Integrating Artificial Intelligence (AI) tools in education has shown great potential to enhance teaching methods and learning experiences, especially where access to experienced educators is limited. One prominent AI-based approach is using Language Models (LMs) to support tutors in real time. Such systems can provide expert-like suggestions that help tutors improve student engagement and performance. By equipping novice educators with real-time guidance, AI tools have the potential to bridge the expertise gap in education and create a more equitable learning environment. This is particularly crucial in classrooms with diverse student abilities and educational backgrounds.

The fundamental problem in education is the high cost and limited scalability of traditional tutoring training programs. Comprehensive professional development sessions can cost up to $3,300 per teacher annually, making it challenging for schools with tight budgets to offer quality training. These programs often require tutors to invest significant time outside their teaching hours, making them impractical for part-time educators. Also, many professional development programs need to be aligned with the specific needs of novice tutors, which means they fail to address the dynamic, real-time challenges faced during live tutoring sessions. Consequently, many tutors develop their skills on the job, leading to inconsistent teaching quality and missed student learning opportunities.

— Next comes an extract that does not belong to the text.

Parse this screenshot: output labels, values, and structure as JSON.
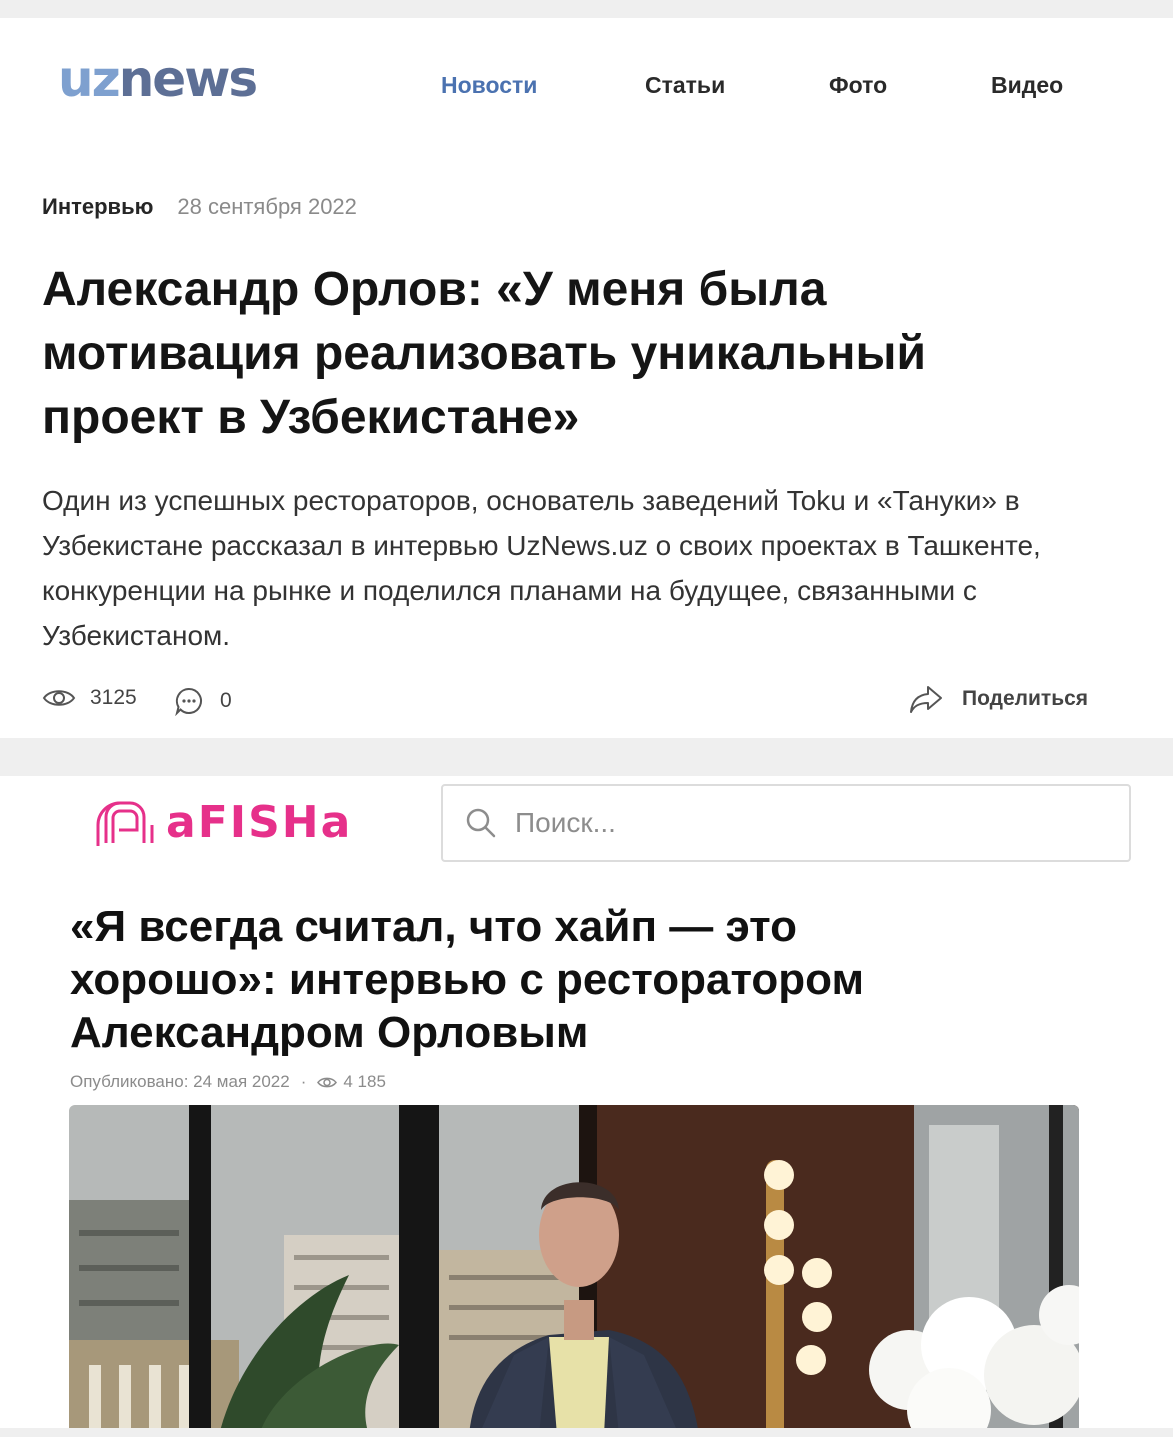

Educators have relied on professional development workshops and training seminars to improve their skills. However, these methods are not always effective due to their static nature, which doesn’t cater to the real-time interaction needs of teachers. To address this, some educators have tried using online forums and support networks, but these lack the structured feedback necessary for professional growth. Also, adapting generic training programs for specific educational settings remains challenging, and many tutors, particularly those working in under-served communities, find it difficult to implement these strategies effectively.

Researchers from Stanford University developed Tutor CoPilot, a human-AI collaborative system designed to provide real-time guidance to tutors during live tutoring sessions. Tutor CoPilot aims to replicate expert educators’ decision-making process by providing actionable and context-specific expert-like suggestions. The system uses think-aloud protocols captured from experienced tutors to train the AI model to deliver feedback in real-time. This innovative approach enables less experienced tutors to deliver high-quality instruction that closely aligns with best practices in teaching.

Tutor CoPilot works by embedding itself within a virtual tutoring platform, where tutors can activate it during sessions for immediate assistance. The AI system then analyzes the conversation context and the lesson topic to offer suggestions that the tutor can implement instantly. Suggestions include asking guiding questions to encourage student reasoning, providing hints to support problem-solving, and affirming correct responses. Tutor CoPilot allows tutors to personalize these suggestions, making it comfortable to adapt to the unique needs of each student. The platform also includes a safety mechanism that de-identifies student and tutor names, ensuring user privacy during interactions.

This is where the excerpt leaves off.